Agisoft support requested detailed per-step logs for investigation but made no official statement on the performance difference as of December 2024. In an older thread (2017), Agisoft support explicitly recommended trying Linux for multi-GPU setups where Windows showed low utilization:

"I can suggest to try running PhotoScan on Linux [...] As there shouldn't be an issue related to WDDM driver, I believe the utilization of the cards would be considerably better." — Alexey Pasumansky, 2017-05-04, PhotoScan 1.3 (permalink)

Practical recommendations

  • If you process large datasets regularly, the 10-40% speedup on Linux compounds into significant time savings. A dual-boot or dedicated Linux processing machine pays for itself quickly.

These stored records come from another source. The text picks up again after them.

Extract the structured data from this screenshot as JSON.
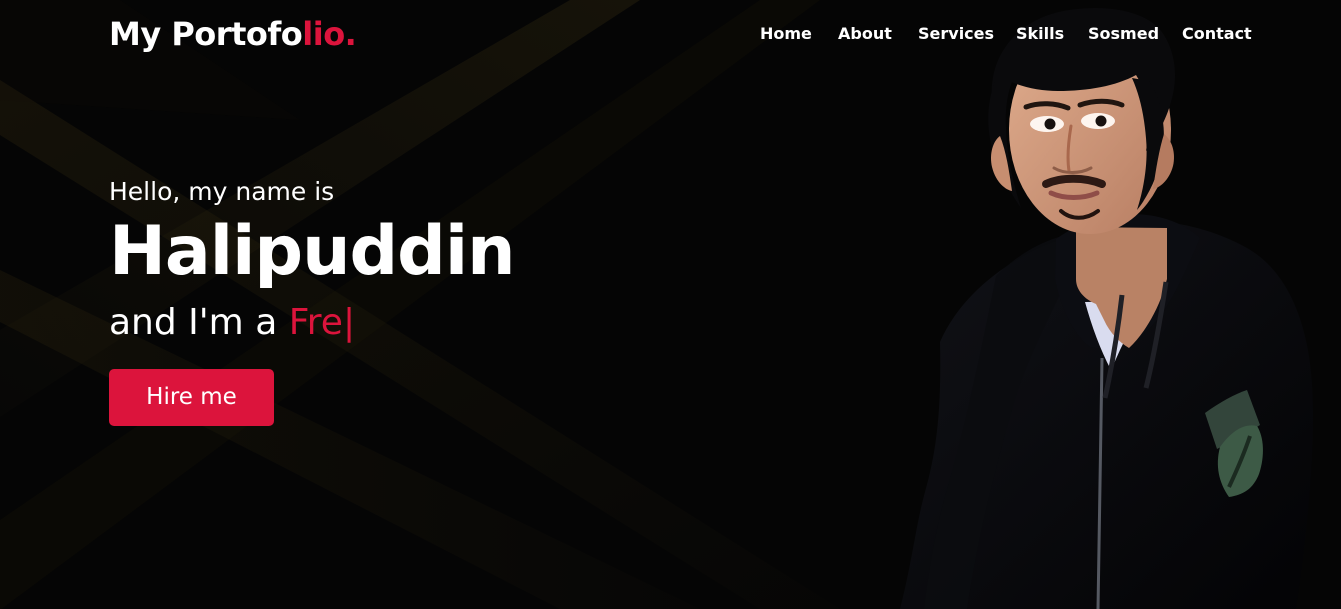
{
  "brand": {
    "prefix": "My Portofo",
    "accent": "lio."
  },
  "nav": {
    "items": [
      {
        "label": "Home"
      },
      {
        "label": "About"
      },
      {
        "label": "Services"
      },
      {
        "label": "Skills"
      },
      {
        "label": "Sosmed"
      },
      {
        "label": "Contact"
      }
    ]
  },
  "hero": {
    "greeting": "Hello, my name is",
    "name": "Halipuddin",
    "role_prefix": "and I'm a ",
    "typed_text": "Fre",
    "cursor": "|",
    "button_label": "Hire me"
  },
  "colors": {
    "background": "#050505",
    "accent": "#dc143c",
    "text": "#ffffff",
    "ray": "#2a220d"
  },
  "icons": {
    "portrait": "profile-photo"
  }
}
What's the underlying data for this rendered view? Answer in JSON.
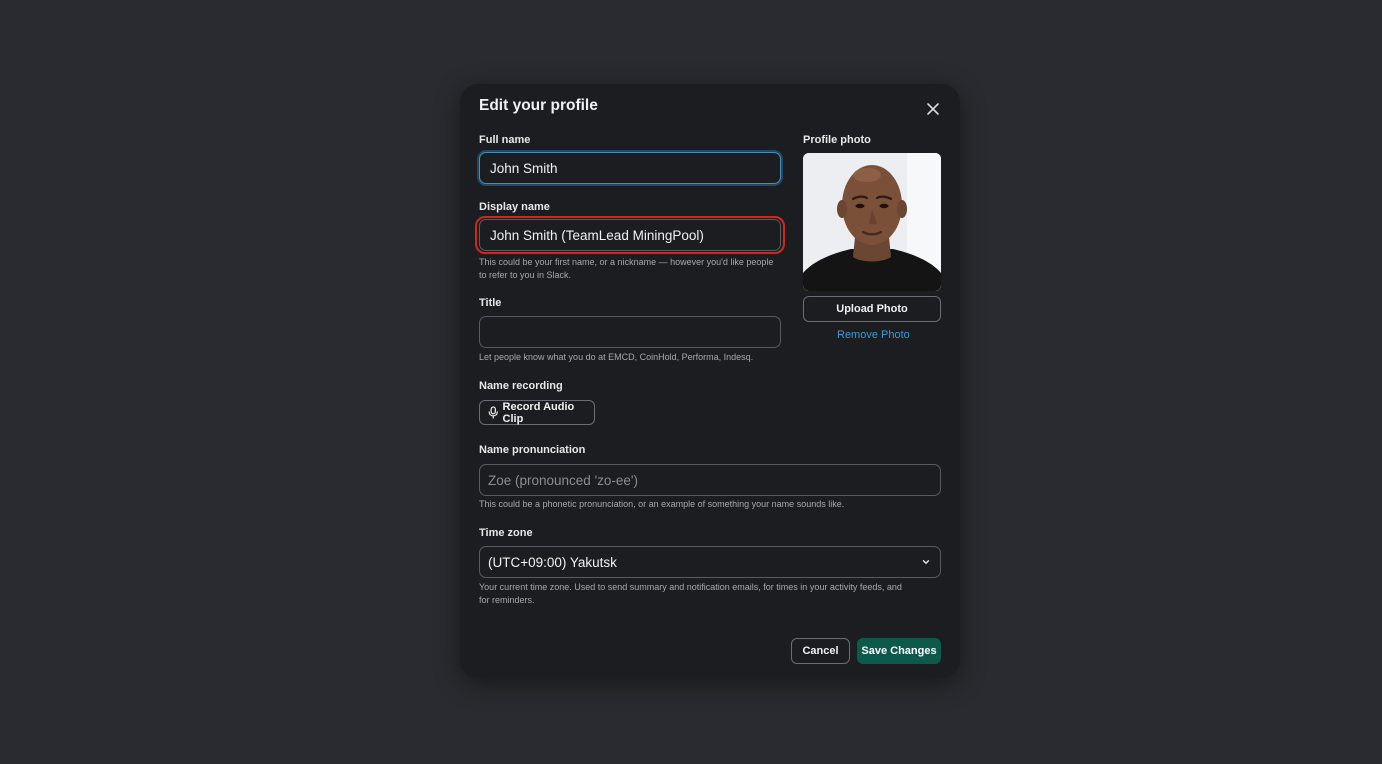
{
  "modal": {
    "title": "Edit your profile"
  },
  "full_name": {
    "label": "Full name",
    "value": "John Smith"
  },
  "display_name": {
    "label": "Display name",
    "value": "John Smith (TeamLead MiningPool)",
    "hint_line1": "This could be your first name, or a nickname — however you'd like people",
    "hint_line2": "to refer to you in Slack."
  },
  "title_field": {
    "label": "Title",
    "value": "",
    "hint": "Let people know what you do at EMCD, CoinHold, Performa, Indesq."
  },
  "name_recording": {
    "label": "Name recording",
    "button_label": "Record Audio Clip",
    "icon": "microphone-icon"
  },
  "name_pronunciation": {
    "label": "Name pronunciation",
    "placeholder": "Zoe (pronounced 'zo-ee')",
    "hint": "This could be a phonetic pronunciation, or an example of something your name sounds like."
  },
  "time_zone": {
    "label": "Time zone",
    "selected": "(UTC+09:00) Yakutsk",
    "hint_line1": "Your current time zone. Used to send summary and notification emails, for times in your activity feeds, and",
    "hint_line2": "for reminders."
  },
  "profile_photo": {
    "label": "Profile photo",
    "upload_label": "Upload Photo",
    "remove_label": "Remove Photo"
  },
  "footer": {
    "cancel_label": "Cancel",
    "save_label": "Save Changes"
  },
  "colors": {
    "backdrop": "#2a2b30",
    "modal": "#1b1d21",
    "focus_ring": "#1d6ea0",
    "highlight": "#d4241f",
    "link": "#3a9ad9",
    "primary": "#0e5a4a"
  }
}
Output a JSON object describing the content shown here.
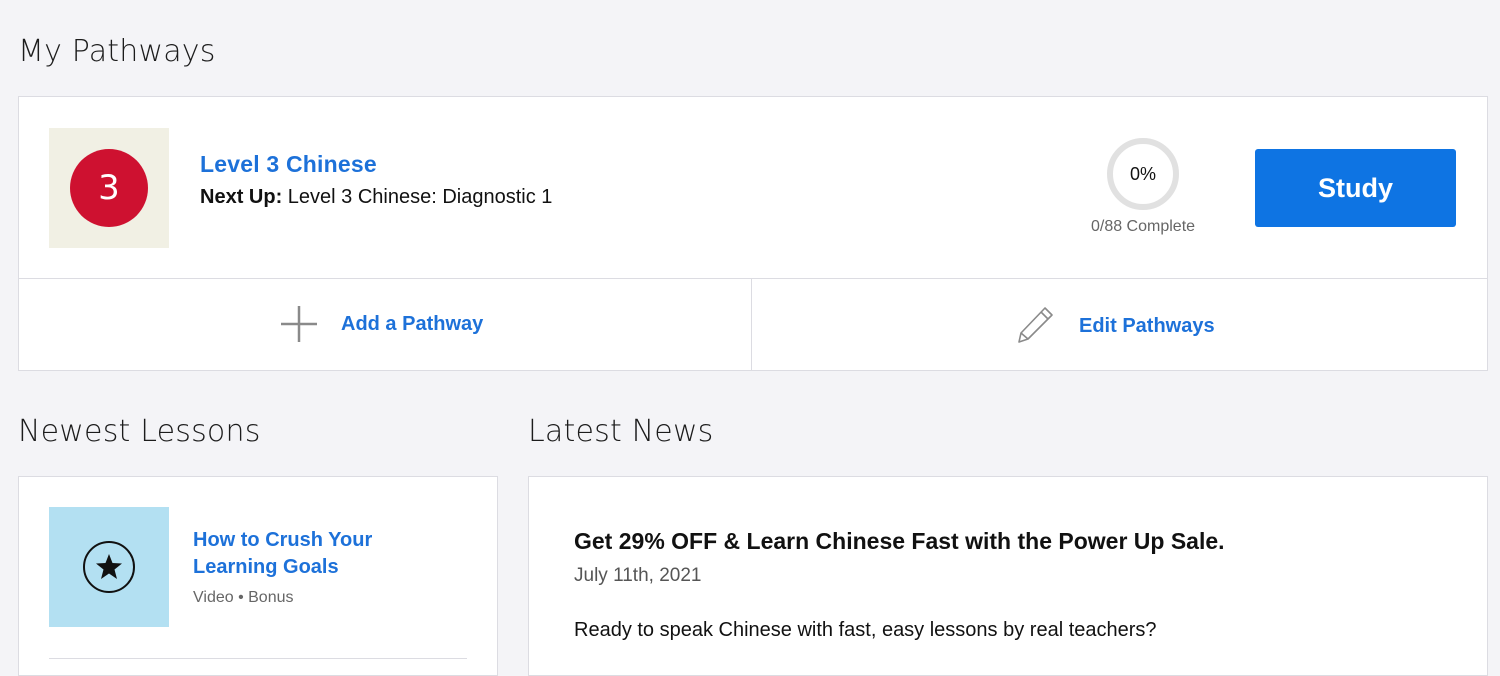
{
  "pathways": {
    "title": "My Pathways",
    "item": {
      "level_number": "3",
      "name": "Level 3 Chinese",
      "next_up_label": "Next Up:",
      "next_up_value": "Level 3 Chinese: Diagnostic 1",
      "progress_percent": "0%",
      "progress_fraction": 0,
      "progress_count": "0/88 Complete",
      "study_label": "Study",
      "thumb_color": "#f1f0e4",
      "level_color": "#ce1130"
    },
    "actions": {
      "add_label": "Add a Pathway",
      "add_icon": "plus-icon",
      "edit_label": "Edit Pathways",
      "edit_icon": "pencil-icon"
    }
  },
  "lessons": {
    "title": "Newest Lessons",
    "items": [
      {
        "title": "How to Crush Your Learning Goals",
        "meta": "Video • Bonus",
        "icon": "star-icon",
        "thumb_color": "#b3e0f2"
      }
    ]
  },
  "news": {
    "title": "Latest News",
    "items": [
      {
        "headline": "Get 29% OFF & Learn Chinese Fast with the Power Up Sale.",
        "date": "July 11th, 2021",
        "body": "Ready to speak Chinese with fast, easy lessons by real teachers?"
      }
    ]
  },
  "colors": {
    "accent": "#1d71d9",
    "button": "#0e74e3",
    "background": "#f4f4f7"
  }
}
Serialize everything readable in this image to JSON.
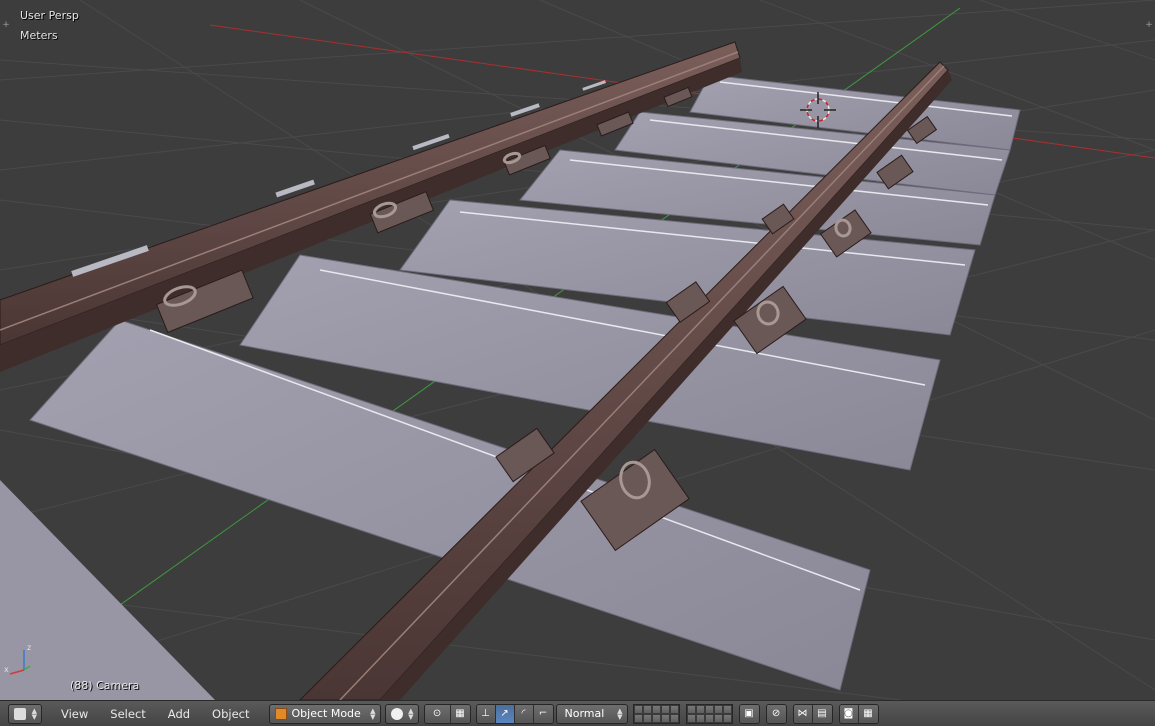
{
  "viewport": {
    "view_name": "User Persp",
    "units": "Meters",
    "object_info": "(88) Camera",
    "corner_left": "+",
    "corner_right": "+",
    "axis_x": "x",
    "axis_z": "z"
  },
  "header": {
    "editor_icon": "3d-view-icon",
    "menus": {
      "view": "View",
      "select": "Select",
      "add": "Add",
      "object": "Object"
    },
    "mode": "Object Mode",
    "pivot_orientation": "Normal"
  },
  "colors": {
    "viewport_bg": "#3d3d3d",
    "rail": "#5e4644",
    "sleeper": "#9593a2",
    "x_axis": "#a63030",
    "y_axis": "#3f9a3f",
    "header": "#4e4e4e",
    "active_button": "#5680c2"
  }
}
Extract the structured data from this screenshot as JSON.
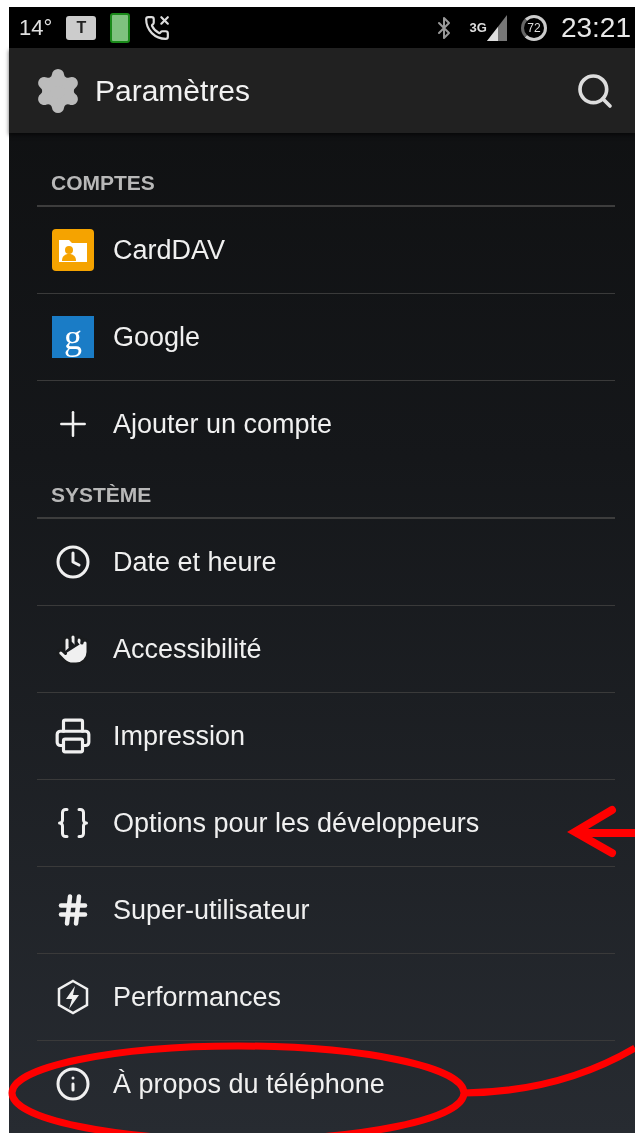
{
  "status_bar": {
    "temperature": "14°",
    "notification_letter": "T",
    "network": "3G",
    "battery": "72",
    "time": "23:21"
  },
  "action_bar": {
    "title": "Paramètres"
  },
  "sections": [
    {
      "header": "COMPTES",
      "items": [
        {
          "label": "CardDAV"
        },
        {
          "label": "Google",
          "badge": "g"
        },
        {
          "label": "Ajouter un compte"
        }
      ]
    },
    {
      "header": "SYSTÈME",
      "items": [
        {
          "label": "Date et heure"
        },
        {
          "label": "Accessibilité"
        },
        {
          "label": "Impression"
        },
        {
          "label": "Options pour les développeurs"
        },
        {
          "label": "Super-utilisateur"
        },
        {
          "label": "Performances"
        },
        {
          "label": "À propos du téléphone"
        }
      ]
    }
  ]
}
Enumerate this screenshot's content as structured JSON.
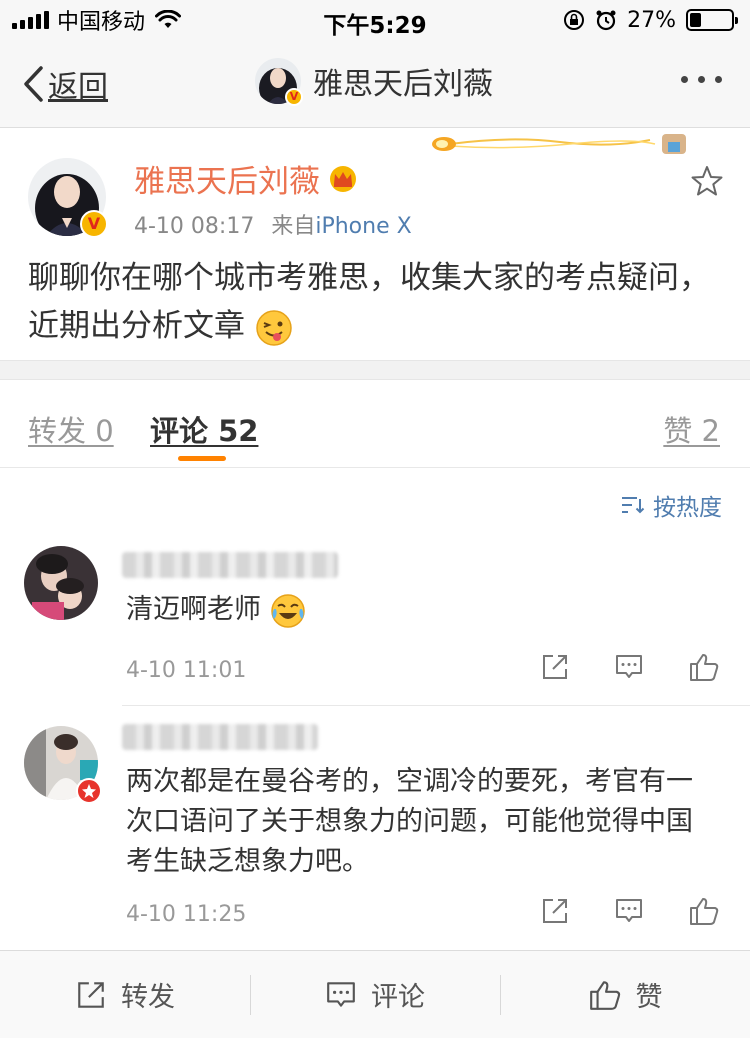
{
  "status_bar": {
    "carrier": "中国移动",
    "time": "下午5:29",
    "battery": "27%",
    "battery_level": 0.27
  },
  "nav": {
    "back_label": "返回",
    "title": "雅思天后刘薇",
    "more_icon": "more-dots-icon"
  },
  "post": {
    "author": "雅思天后刘薇",
    "date": "4-10 08:17",
    "source_prefix": "来自",
    "source": "iPhone X",
    "text": "聊聊你在哪个城市考雅思，收集大家的考点疑问，近期出分析文章"
  },
  "tabs": {
    "repost": "转发 0",
    "comment": "评论 52",
    "like": "赞 2"
  },
  "sort_label": "按热度",
  "comments": [
    {
      "text": "清迈啊老师",
      "time": "4-10 11:01"
    },
    {
      "text": "两次都是在曼谷考的，空调冷的要死，考官有一次口语问了关于想象力的问题，可能他觉得中国考生缺乏想象力吧。",
      "time": "4-10 11:25"
    }
  ],
  "toolbar": {
    "repost": "转发",
    "comment": "评论",
    "like": "赞"
  },
  "colors": {
    "accent_orange": "#ff8200",
    "author_orange": "#eb7350",
    "link_blue": "#507daf"
  }
}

  • If you must stay on Windows, debloat aggressively: disable Defender real-time scanning during processing, disable telemetry, Superfetch, and unnecessary services. Windows 10 LTSC is closer to Linux performance than stock Windows 11.

  • The difference is per-step, not per-stage. Every processing step (match photos, align, depth maps, mesh, texture) is affected, not just GPU-heavy stages. This suggests the overhead is systemic (OS scheduling + driver model), not specific to one algorithm.

  • SLI/NVLink does not help. Multi-GPU setups benefit from Linux even more because WDDM overhead affects each GPU independently. See Multi-GPU setups and GPU usage by stage for details.

Caveats

  • Sample size is small (3 users, 3 hardware configurations).
  • The 30-40% figure is for "stock" Windows vs Linux. With debloating, the gap narrows to ~5-10%.
  • Agisoft has not confirmed or explained the difference officially.
  • Results are from December 2024 (Metashape 2.1.3); newer versions may differ.
  • Linux requires manual NVIDIA driver installation and lacks the Metashape GUI's full feature parity (some dialogs differ slightly).

References

  • Metashape Pro User Manual (2.3), § System Requirements — lists Windows, macOS, and Linux as supported platforms without noting performance differences.
  • Metashape Python API Reference (2.3.1): Application.gpu_mask, Application.enumGPUDevices().